Do sonho dos poetas e escritores lusitanos vivi anos a fio de minha juventude. Protegido pelos fortes dos séculos XVI e XVII que margeiam a Guanabara, entre o Rio e Niterói, e velam o tesouro da língua que me precede e arrebata. Tal como o farol intermitente da fortaleza de Santa Cruz, quando fixo a entrada noturna da baía. Origem de uma língua que tem o mar como destino e comunhão.  Minha janela alcança o velho mar que nos une.

 

Nenhum corsário, por incógnito e sub-reptício, será capaz de arrancar de nosso meio a intensidade do til e da nasalização e a plácida melodia das vogais manuelinas, vibráteis, cuja precisa escansão é um tributo ao erário de um português fiel a seu passado.

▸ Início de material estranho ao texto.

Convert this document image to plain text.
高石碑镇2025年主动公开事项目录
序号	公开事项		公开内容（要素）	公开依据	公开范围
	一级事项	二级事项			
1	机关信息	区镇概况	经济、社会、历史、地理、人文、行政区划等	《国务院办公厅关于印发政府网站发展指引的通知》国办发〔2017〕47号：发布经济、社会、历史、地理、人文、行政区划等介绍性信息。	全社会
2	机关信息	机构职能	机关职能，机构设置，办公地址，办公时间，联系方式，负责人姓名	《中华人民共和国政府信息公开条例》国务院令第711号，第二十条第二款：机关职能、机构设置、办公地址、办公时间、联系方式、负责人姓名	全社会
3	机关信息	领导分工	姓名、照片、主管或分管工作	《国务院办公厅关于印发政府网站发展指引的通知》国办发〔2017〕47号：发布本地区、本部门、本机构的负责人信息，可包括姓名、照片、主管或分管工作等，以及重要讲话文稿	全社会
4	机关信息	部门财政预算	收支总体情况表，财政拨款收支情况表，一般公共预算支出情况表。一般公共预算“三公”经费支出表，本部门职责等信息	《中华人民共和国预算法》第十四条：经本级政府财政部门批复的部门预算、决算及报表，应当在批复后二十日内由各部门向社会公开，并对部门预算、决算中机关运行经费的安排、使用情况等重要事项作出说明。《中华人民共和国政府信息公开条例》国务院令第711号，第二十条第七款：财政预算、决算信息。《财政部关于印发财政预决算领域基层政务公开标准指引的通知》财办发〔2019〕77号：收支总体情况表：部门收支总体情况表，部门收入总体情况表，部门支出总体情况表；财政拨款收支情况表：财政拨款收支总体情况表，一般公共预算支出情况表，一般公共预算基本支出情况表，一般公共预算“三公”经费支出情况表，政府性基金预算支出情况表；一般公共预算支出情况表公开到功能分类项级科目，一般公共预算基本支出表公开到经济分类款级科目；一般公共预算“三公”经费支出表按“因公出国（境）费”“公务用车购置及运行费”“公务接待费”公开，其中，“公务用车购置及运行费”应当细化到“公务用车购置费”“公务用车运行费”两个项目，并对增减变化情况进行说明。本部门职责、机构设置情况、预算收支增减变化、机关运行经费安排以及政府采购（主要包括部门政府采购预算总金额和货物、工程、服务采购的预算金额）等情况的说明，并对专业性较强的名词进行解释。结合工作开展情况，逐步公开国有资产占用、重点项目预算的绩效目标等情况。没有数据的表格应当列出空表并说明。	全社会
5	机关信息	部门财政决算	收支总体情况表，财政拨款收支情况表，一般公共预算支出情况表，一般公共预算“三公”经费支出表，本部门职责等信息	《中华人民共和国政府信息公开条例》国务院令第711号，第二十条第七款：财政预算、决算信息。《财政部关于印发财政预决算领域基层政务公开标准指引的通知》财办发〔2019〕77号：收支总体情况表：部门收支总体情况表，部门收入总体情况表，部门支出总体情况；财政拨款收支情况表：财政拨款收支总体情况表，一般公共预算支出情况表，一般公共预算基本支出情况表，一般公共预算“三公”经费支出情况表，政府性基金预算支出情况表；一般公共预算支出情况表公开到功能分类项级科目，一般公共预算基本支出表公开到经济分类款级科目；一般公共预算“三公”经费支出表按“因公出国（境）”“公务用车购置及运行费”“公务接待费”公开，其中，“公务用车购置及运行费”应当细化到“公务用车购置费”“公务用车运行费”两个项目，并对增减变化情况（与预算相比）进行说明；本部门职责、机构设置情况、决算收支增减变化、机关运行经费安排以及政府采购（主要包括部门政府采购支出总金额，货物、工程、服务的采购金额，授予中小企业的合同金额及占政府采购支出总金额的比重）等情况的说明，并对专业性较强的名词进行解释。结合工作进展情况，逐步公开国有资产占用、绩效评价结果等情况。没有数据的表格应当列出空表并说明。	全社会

Nossa língua não perdeu seu DNA, antes amoldou-se, onívora, a um destino polifônico.

 

Se adentrarmos os subúrbios da Leopoldina, a voz do povo reveste-se da pátina quinhentista, para além da toponímia, nas antigas flexões e prefixos verbais, boa parte de quanto surde nos cantos de Os lusíadas, pronunciados pela gente simples, as levas migratórias das ilhas e continentes que foram outrora de el-rei e dos impérios da África.

 

Meus ouvidos de menino seguiam essas ondulações, fluxo e refluxo, passado e futuro, aquela mesma síntese com a qual Machado de Assis inventou uma expressão toda sua, forjada num eterno presente, rigoroso e salutar.

 

Dei início a uma navegação de cabotagem, sem agulhas de marear, na imensidão linguística do português, às vezes, em horizonte trágico-marítimo, armado de sonho claro e de esperança vã, ao renegar o nec plus ultra de minhas colunas de Hércules, inspiradas desde a escola de Sagres ao tempo extinto da Ulisseia, de Gabriel Pereira Castro. 

 

Em meus albores, tomei o partido de Vieira na carta ao Bispo do Japão, porque um dia dom João IV há de ressuscitar, e a cujo encalço lançamo-nos há séculos para, quem sabe, atravessarmos, um dia, o atalho do espaço-tempo, a famosa ponte de Einstein-Rosen. Teci infinitas conversações com Cesário e Florbela, desde a rapariga de “um bairro moderno” a seu anverso feminino e àquele cabo tormentório, em cujas águas se ocultou.

 

Tal como Sá-Carneiro, ando perdido entre o que sou e uma intangível alteridade, a salvo, tão-somente, porque unido aos heterônimos de Pessoa, em cujas formas se dissolvem meus cuidados.

 

Quantas luas contei nas águas, densas e bravias, plácidas e altivas, de Camões, antes de vislumbrar a esplendorosa Vênus desnuda. Morro-me quando procuro Antero, entre nuvens e relógios, ao longo de um inacabado por de sol e, com igual fervor, afundo os remos na noite escura de Al Berto, furiosa e quebradiça, tamanha a sua beleza imponderável.

 

Não me afasto um centímetro da matemática de Gedeão, pois a ideia-número guarda uma poética intrínseca.

 

E vou cercado pelo magma de Herberto, cuja atividade vulcânica não cessa na minha alma sísmica, lapili de palavra e soledade, ritmado o esconjuro intermitente à hora mortis.

 

Embora a lista se apresente inacabada, invoco a latência de um emblema: dom Sebastião, perdido nas lonjuras de um império imaterial.

 

Procuro a desejada parte oriental, mais imprecisa e ecumênica, através de Mensagem e Tabacaria, frutos sazonados de uma abrangência fundada nas coisas mais diáfanas e sutis.

 

Como não lembrar de José Régio, “naquela alvorada de névoa”,  prefácio do rosto de el-rei: 

 

“Numa Ilha ignota é que ele agora vivia, o Encoberto e o Desejado de sempre. E um dia viria, numa alvorada de névoa, resgatar o seu Reino da pobreza e da vergonha [...] o capitão de Deus, o Rei da esperança maior que os desesperos, o vencedor da sua própria imperfeição mortal...”

 

Quanto seria longo e inútil confessar a adesão sebástica de que sou vítima, os encobertos que busquei, nos labirintos de Vieira e nas águas conceituais de Pessoa, nos excessos de Sampaio Bruno e no feixes de sentido em Teixeira de Pascoaes. Cada qual inclinado ou arrastado a um multiverso de futuro incompossível, tão variegados se mostram entre si as leituras dissonantes de um rei inacabado.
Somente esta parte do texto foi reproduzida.